Per farlo, hanno allestito dei punti informativi all’ingresso dei supermercati con “carrelli parlanti” che mostrano le conseguenze ambientali e sanitarie della zootecnia intensiva, mentre altri hanno diffuso nei corridoi dei supermercati dei finti spot promozionali, invitando a scoprire le “offerte sconvenienti” del sistema degli allevamenti intensivi.

“Anche se non compare in etichetta – si legge nel comunicato stampa di Greenpeace -, il rischio di nuove epidemie è un prezzo troppo alto da pagare per continuare a produrre sempre più carne a basso costo. La produzione intensiva di carne è uno dei principali motori di deforestazione e perdita di biodiversità, due importanti fattori di rischio per il verificarsi di epidemie, perché possono favorire nuovi salti di specie (spillover) di virus e batteri dagli animali agli esseri umani. Negli allevamenti intensivi, infatti, tanti animali sono costretti a vivere in spazi ristretti: un ambiente ideale per il proliferare di agenti patogeni come i coronavirus e i virus dell’influenza”.
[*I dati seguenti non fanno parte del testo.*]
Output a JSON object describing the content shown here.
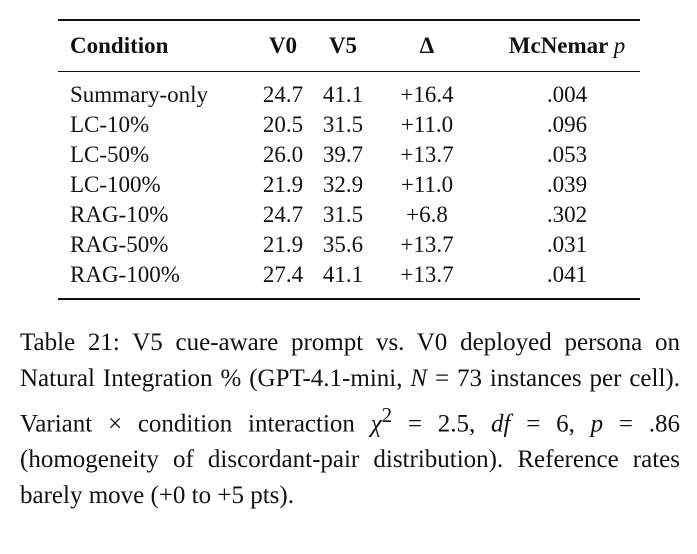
{
  "table": {
    "headers": {
      "condition": "Condition",
      "v0": "V0",
      "v5": "V5",
      "delta": "Δ",
      "mcnemar_prefix": "McNemar ",
      "mcnemar_var": "p"
    },
    "rows": [
      {
        "condition": "Summary-only",
        "v0": "24.7",
        "v5": "41.1",
        "delta": "+16.4",
        "p": ".004"
      },
      {
        "condition": "LC-10%",
        "v0": "20.5",
        "v5": "31.5",
        "delta": "+11.0",
        "p": ".096"
      },
      {
        "condition": "LC-50%",
        "v0": "26.0",
        "v5": "39.7",
        "delta": "+13.7",
        "p": ".053"
      },
      {
        "condition": "LC-100%",
        "v0": "21.9",
        "v5": "32.9",
        "delta": "+11.0",
        "p": ".039"
      },
      {
        "condition": "RAG-10%",
        "v0": "24.7",
        "v5": "31.5",
        "delta": "+6.8",
        "p": ".302"
      },
      {
        "condition": "RAG-50%",
        "v0": "21.9",
        "v5": "35.6",
        "delta": "+13.7",
        "p": ".031"
      },
      {
        "condition": "RAG-100%",
        "v0": "27.4",
        "v5": "41.1",
        "delta": "+13.7",
        "p": ".041"
      }
    ]
  },
  "caption": {
    "part1": "Table 21: V5 cue-aware prompt vs. V0 deployed persona on Natural Integration % (GPT-4.1-mini, ",
    "n_var": "N",
    "part2": " = 73 instances per cell).  Variant × condition interaction ",
    "chi_var": "χ",
    "chi_sup": "2",
    "part3": " = 2.5, ",
    "df_var": "df",
    "part4": " = 6, ",
    "p_var": "p",
    "part5": " = .86 (homogeneity of discordant-pair distribution). Reference rates barely move (+0 to +5 pts)."
  }
}
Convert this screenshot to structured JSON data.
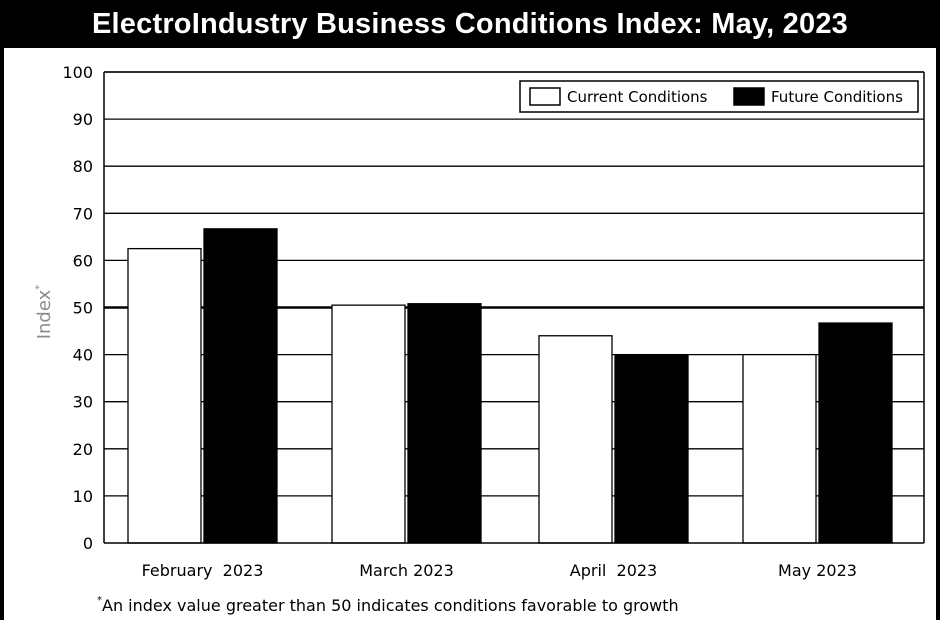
{
  "chart_data": {
    "type": "bar",
    "title": "ElectroIndustry Business Conditions Index: May, 2023",
    "ylabel": "Index",
    "ylabel_marker": "*",
    "xlabel": "",
    "ylim": [
      0,
      100
    ],
    "yticks": [
      0,
      10,
      20,
      30,
      40,
      50,
      60,
      70,
      80,
      90,
      100
    ],
    "grid": true,
    "reference_line": 50,
    "legend_position": "top-right",
    "categories": [
      "February  2023",
      "March 2023",
      "April  2023",
      "May 2023"
    ],
    "series": [
      {
        "name": "Current Conditions",
        "values": [
          62.5,
          50.5,
          44.0,
          40.0
        ],
        "color": "#ffffff"
      },
      {
        "name": "Future Conditions",
        "values": [
          66.7,
          50.8,
          40.0,
          46.7
        ],
        "color": "#000000"
      }
    ],
    "footnote_marker": "*",
    "footnote": "An index value greater than 50 indicates conditions favorable to growth"
  }
}
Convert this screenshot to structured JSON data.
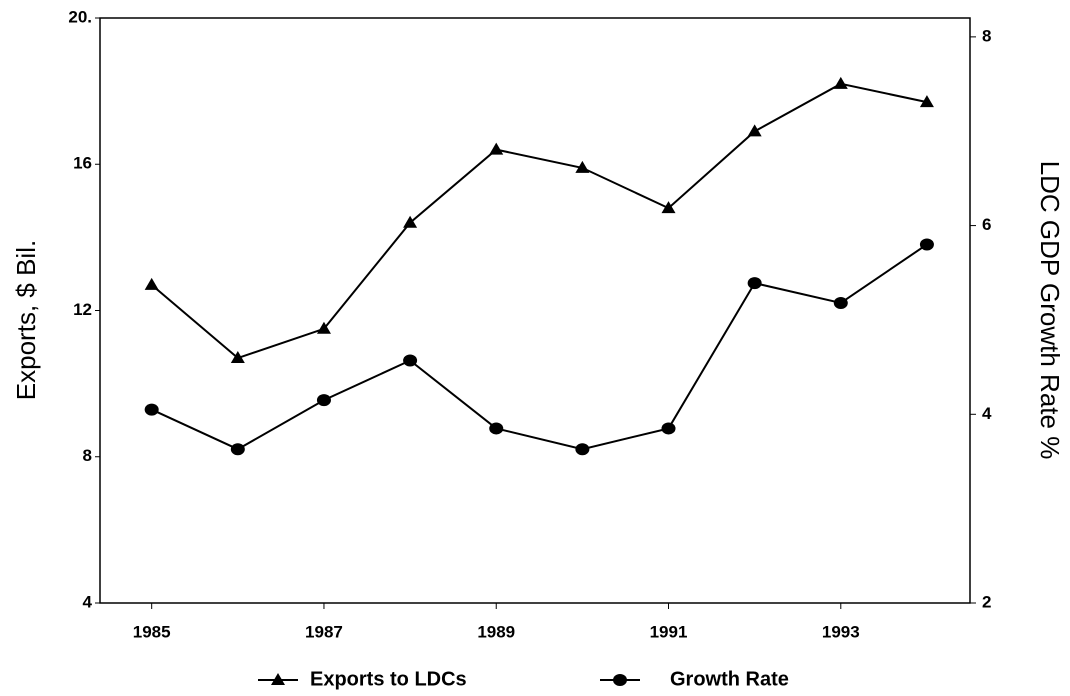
{
  "chart_data": {
    "type": "line",
    "x": [
      1985,
      1986,
      1987,
      1988,
      1989,
      1990,
      1991,
      1992,
      1993,
      1994
    ],
    "xlim": [
      1984.4,
      1994.5
    ],
    "xticks": [
      1985,
      1987,
      1989,
      1991,
      1993
    ],
    "ylabel": "Exports, $ Bil.",
    "ylim": [
      4,
      20
    ],
    "yticks": [
      4,
      8,
      12,
      16,
      {
        "value": 20,
        "label": "20."
      }
    ],
    "y2label": "LDC GDP Growth Rate %",
    "y2lim": [
      2,
      8.2
    ],
    "y2ticks": [
      2,
      4,
      6,
      8
    ],
    "series": [
      {
        "name": "Exports to LDCs",
        "color": "#000000",
        "marker": "triangle",
        "values": [
          12.7,
          10.7,
          11.5,
          14.4,
          16.4,
          15.9,
          14.8,
          16.9,
          18.2,
          17.7
        ]
      },
      {
        "name": "Growth Rate",
        "color": "#000000",
        "marker": "circle",
        "axis": "y2",
        "values": [
          4.05,
          3.63,
          4.15,
          4.57,
          3.85,
          3.63,
          3.85,
          5.39,
          5.18,
          5.8
        ]
      }
    ]
  }
}
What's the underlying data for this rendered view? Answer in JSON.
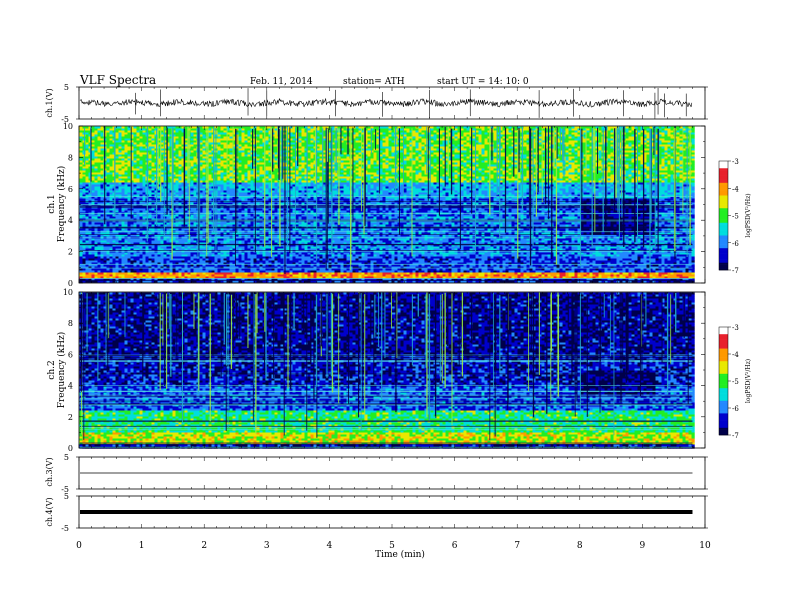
{
  "header": {
    "title": "VLF  Spectra",
    "date": "Feb. 11, 2014",
    "station": "station= ATH",
    "start": "start  UT  =    14: 10: 0"
  },
  "colorbar": {
    "label": "logPSD(V²/Hz)",
    "ticks": [
      "-3",
      "-4",
      "-5",
      "-6",
      "-7"
    ],
    "colors": [
      "#ffffff",
      "#e8202c",
      "#ff9900",
      "#e8e800",
      "#22ee22",
      "#00dddd",
      "#2288ff",
      "#0000cc",
      "#00004a"
    ]
  },
  "chart_data": [
    {
      "type": "line",
      "ylabel": "ch.1(V)",
      "ylim": [
        -5,
        5
      ],
      "yticks": [
        "5",
        "-5"
      ],
      "x": [
        0,
        10
      ],
      "baseline": 0,
      "spikes_at_min": [
        0.9,
        1.3,
        2.7,
        3.0,
        4.1,
        4.85,
        5.6,
        6.25,
        7.35,
        7.9,
        8.7,
        9.2,
        9.25,
        9.35,
        9.7
      ]
    },
    {
      "type": "heatmap",
      "ylabel": "ch.1\nFrequency  (kHz)",
      "ylim": [
        0,
        10
      ],
      "yticks": [
        "10",
        "8",
        "6",
        "4",
        "2",
        "0"
      ],
      "xlim": [
        0,
        10
      ],
      "data_end_min": 9.8,
      "bands_khz": [
        {
          "from": 0.0,
          "to": 0.3,
          "logpsd": -6.5
        },
        {
          "from": 0.3,
          "to": 0.7,
          "logpsd": -4.0
        },
        {
          "from": 0.7,
          "to": 1.8,
          "logpsd": -6.3
        },
        {
          "from": 1.8,
          "to": 4.5,
          "logpsd": -6.0
        },
        {
          "from": 4.5,
          "to": 5.5,
          "logpsd": -6.2
        },
        {
          "from": 5.5,
          "to": 6.5,
          "logpsd": -5.8
        },
        {
          "from": 6.5,
          "to": 10.0,
          "logpsd": -4.9
        }
      ],
      "quiet_interval": {
        "from_min": 8.0,
        "to_min": 9.2,
        "khz": [
          3.2,
          5.5
        ],
        "logpsd": -6.8
      }
    },
    {
      "type": "heatmap",
      "ylabel": "ch.2\nFrequency  (kHz)",
      "ylim": [
        0,
        10
      ],
      "yticks": [
        "10",
        "8",
        "6",
        "4",
        "2",
        "0"
      ],
      "xlim": [
        0,
        10
      ],
      "data_end_min": 9.8,
      "bands_khz": [
        {
          "from": 0.0,
          "to": 0.3,
          "logpsd": -6.6
        },
        {
          "from": 0.3,
          "to": 1.0,
          "logpsd": -4.6
        },
        {
          "from": 1.0,
          "to": 2.5,
          "logpsd": -5.2
        },
        {
          "from": 2.5,
          "to": 4.0,
          "logpsd": -6.2
        },
        {
          "from": 4.0,
          "to": 6.0,
          "logpsd": -6.5
        },
        {
          "from": 6.0,
          "to": 10.0,
          "logpsd": -6.7
        }
      ],
      "quiet_interval": {
        "from_min": 8.0,
        "to_min": 9.2,
        "khz": [
          3.5,
          5.0
        ],
        "logpsd": -6.9
      }
    },
    {
      "type": "line",
      "ylabel": "ch.3(V)",
      "ylim": [
        -5,
        5
      ],
      "yticks": [
        "5",
        "-5"
      ],
      "x": [
        0,
        10
      ],
      "baseline": 0
    },
    {
      "type": "line",
      "ylabel": "ch.4(V)",
      "ylim": [
        -5,
        5
      ],
      "yticks": [
        "5",
        "-5"
      ],
      "x": [
        0,
        10
      ],
      "baseline": 0
    }
  ],
  "xaxis": {
    "label": "Time  (min)",
    "range": [
      0,
      10
    ],
    "ticks": [
      "0",
      "1",
      "2",
      "3",
      "4",
      "5",
      "6",
      "7",
      "8",
      "9",
      "10"
    ]
  }
}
“Per chiedere al governo italiano di affrontare i problemi posti dagli allevamenti intensivi – prosegue la missiva dell’organizzazione non governativa -, la scorsa settimana siamo andati con gli attivisti e le attiviste davanti al Ministero delle politiche agricole alimentari e forestali (Mipaaf), riuscendo a ottenere un incontro con il ministro Stefano Patuanelli, che si è mostrato favorevole al confronto sulle nostre proposte”.

“Quello che stiamo chiedendo al governo – conclude il comunicato – è di usare i fondi pubblici per accompagnare una transizione ecologica del settore, sostenendo economicamente le aziende che producono su piccola scala e gli allevatori che intendono uscire dal modello intensivo riducendo anche il numero degli animali allevati. Per noi, questo dovrà essere un pilastro delle politiche agricole che l’Italia dovrà definire entro dicembre 2021”.